Jay Jung, 54, and Tom Jung, 53, Space Makers

Everywhere you look in the Carolina Cadillac Building, you’ll see Jay and Tom Jung’s fingerprints.

In the hand-cut, sinuous white oak floor boards.

In the concrete and metal vestibule.

In the massive wood chandeliers, that look like a pile of giant crisscrossed skis – and like nothing you’ve ever seen.

“Everything was formed around the importance of materials, what we thought was durable.

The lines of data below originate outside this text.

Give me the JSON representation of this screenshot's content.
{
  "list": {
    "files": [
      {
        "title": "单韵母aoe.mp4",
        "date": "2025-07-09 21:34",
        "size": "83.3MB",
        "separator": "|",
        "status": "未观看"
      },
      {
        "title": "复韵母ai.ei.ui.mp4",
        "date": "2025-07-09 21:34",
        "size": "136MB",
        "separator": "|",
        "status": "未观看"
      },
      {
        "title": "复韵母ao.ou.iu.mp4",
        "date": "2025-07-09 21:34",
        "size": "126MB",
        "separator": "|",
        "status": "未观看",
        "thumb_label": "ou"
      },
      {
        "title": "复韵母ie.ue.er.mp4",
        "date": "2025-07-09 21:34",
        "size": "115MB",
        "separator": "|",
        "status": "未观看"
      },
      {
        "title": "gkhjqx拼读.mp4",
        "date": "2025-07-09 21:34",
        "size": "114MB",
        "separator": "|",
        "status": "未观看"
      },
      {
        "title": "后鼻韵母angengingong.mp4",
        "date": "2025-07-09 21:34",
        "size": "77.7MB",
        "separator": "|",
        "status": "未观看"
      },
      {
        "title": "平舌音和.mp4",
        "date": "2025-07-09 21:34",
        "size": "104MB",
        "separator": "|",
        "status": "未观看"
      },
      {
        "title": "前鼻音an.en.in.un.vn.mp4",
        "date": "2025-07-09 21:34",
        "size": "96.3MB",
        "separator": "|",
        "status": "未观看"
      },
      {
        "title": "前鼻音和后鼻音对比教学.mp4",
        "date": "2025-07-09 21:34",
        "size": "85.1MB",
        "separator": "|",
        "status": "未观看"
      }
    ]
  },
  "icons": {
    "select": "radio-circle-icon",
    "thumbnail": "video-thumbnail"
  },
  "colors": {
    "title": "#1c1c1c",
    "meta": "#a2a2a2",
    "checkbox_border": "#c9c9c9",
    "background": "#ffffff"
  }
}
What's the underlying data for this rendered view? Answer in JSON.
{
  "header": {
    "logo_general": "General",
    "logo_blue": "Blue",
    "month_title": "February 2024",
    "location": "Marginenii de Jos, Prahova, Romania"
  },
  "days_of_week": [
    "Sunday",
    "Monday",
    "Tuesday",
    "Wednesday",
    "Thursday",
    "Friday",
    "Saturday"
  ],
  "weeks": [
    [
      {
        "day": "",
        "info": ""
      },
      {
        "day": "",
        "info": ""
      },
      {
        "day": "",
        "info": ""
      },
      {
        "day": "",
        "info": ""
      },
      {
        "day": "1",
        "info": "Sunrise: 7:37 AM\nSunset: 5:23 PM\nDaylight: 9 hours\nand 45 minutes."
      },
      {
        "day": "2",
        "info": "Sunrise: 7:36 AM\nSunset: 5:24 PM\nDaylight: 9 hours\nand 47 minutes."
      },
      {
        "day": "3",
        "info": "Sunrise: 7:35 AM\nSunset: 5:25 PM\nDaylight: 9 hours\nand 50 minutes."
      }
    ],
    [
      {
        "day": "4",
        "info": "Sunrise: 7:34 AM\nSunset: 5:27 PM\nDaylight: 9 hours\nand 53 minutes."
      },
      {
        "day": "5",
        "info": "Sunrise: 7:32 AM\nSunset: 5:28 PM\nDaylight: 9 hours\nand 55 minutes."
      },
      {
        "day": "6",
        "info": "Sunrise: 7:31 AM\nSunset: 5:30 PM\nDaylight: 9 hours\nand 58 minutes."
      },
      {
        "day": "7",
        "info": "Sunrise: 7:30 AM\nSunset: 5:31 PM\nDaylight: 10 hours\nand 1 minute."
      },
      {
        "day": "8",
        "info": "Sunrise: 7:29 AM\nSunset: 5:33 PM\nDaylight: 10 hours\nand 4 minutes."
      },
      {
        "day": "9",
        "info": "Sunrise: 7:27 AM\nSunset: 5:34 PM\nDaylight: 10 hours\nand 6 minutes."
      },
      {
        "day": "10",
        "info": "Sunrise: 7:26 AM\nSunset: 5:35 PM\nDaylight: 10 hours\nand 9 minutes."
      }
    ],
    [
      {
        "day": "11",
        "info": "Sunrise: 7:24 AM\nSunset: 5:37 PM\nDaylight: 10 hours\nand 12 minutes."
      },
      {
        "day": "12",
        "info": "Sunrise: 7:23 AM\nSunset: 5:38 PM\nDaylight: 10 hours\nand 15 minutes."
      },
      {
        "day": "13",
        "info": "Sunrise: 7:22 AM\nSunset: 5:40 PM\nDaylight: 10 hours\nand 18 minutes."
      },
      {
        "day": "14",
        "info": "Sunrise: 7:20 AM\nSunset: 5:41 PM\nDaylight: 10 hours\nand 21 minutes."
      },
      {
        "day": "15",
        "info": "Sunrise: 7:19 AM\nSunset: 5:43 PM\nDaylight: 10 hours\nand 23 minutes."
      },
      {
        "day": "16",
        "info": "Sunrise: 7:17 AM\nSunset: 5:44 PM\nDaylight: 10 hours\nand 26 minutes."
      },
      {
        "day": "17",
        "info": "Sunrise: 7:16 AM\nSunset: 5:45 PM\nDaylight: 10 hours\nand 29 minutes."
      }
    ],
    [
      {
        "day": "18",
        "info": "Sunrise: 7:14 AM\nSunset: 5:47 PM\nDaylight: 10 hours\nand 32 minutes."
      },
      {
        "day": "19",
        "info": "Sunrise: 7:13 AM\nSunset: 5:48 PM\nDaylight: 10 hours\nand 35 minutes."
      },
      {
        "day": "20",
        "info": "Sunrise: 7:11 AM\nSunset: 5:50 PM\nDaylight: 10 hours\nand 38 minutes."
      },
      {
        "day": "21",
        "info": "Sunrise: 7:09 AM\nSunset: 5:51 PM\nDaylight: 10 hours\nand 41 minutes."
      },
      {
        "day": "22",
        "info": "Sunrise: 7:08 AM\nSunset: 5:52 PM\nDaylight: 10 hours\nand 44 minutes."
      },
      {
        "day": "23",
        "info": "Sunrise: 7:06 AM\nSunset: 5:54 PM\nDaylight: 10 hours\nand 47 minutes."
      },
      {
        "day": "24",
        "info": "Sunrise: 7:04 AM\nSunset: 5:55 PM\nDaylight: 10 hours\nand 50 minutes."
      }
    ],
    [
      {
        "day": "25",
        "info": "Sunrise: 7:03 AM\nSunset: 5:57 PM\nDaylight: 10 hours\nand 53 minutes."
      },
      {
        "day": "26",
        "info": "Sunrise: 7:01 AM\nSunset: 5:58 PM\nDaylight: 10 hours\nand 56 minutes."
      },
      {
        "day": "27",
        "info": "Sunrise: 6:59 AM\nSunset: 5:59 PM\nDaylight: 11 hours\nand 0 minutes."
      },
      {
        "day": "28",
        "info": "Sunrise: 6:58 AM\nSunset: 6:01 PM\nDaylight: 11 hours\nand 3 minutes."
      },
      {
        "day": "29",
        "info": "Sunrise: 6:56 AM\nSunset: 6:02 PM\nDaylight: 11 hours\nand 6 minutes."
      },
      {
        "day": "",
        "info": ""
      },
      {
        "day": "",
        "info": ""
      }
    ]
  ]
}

We built in a way that would withstand the use of the place .We chose materials based on texture and proportion and color – just what would suit the space,” Tom says.

It’s no wonder it took them about four years to turn this 95-year-old, former car dealership into a one-of-a-kind event space with both an industrial and a raw natural vibe.

“We really listened to this building,” Jay says.

The Nebraska-born brothers have been creative partners for nearly 20 years, helping companies like Krispy Kreme and Panera develop their branded environments. That meant everything from fabricating light fixtures to creating unique store concepts. The work is a mix of graphic design, interior design, and architecture. They call their business Think|Create.

They bought the dilapidated East Market Street building with partners a decade ago. But it failed to lure tenants given how much work it would take to restore it. Jay, who had already renovated the building next door, asked his brother to start a business there with him instead.

“He said, ‘I’d be willing to take on this building with you, but only if we go all the way,’” Jay says.

And they did. Nearly every item inside the towering space, with its exposed steel beams, was designed and fabricated by the brothers. The metal railings. The rolling bar stools. The massive, swiveling farmhouse table. Everything is raw, natural, tough. Exposed brick, wood, metal.

“It’s hard to fill a space this large with things that are available on the commercial market,” Jay says.

Plus, why not save some of that creativity for your own project?

“In our eyes, it is far from done,” Tom says of the space, which opened for business in March. “But we are pleased.”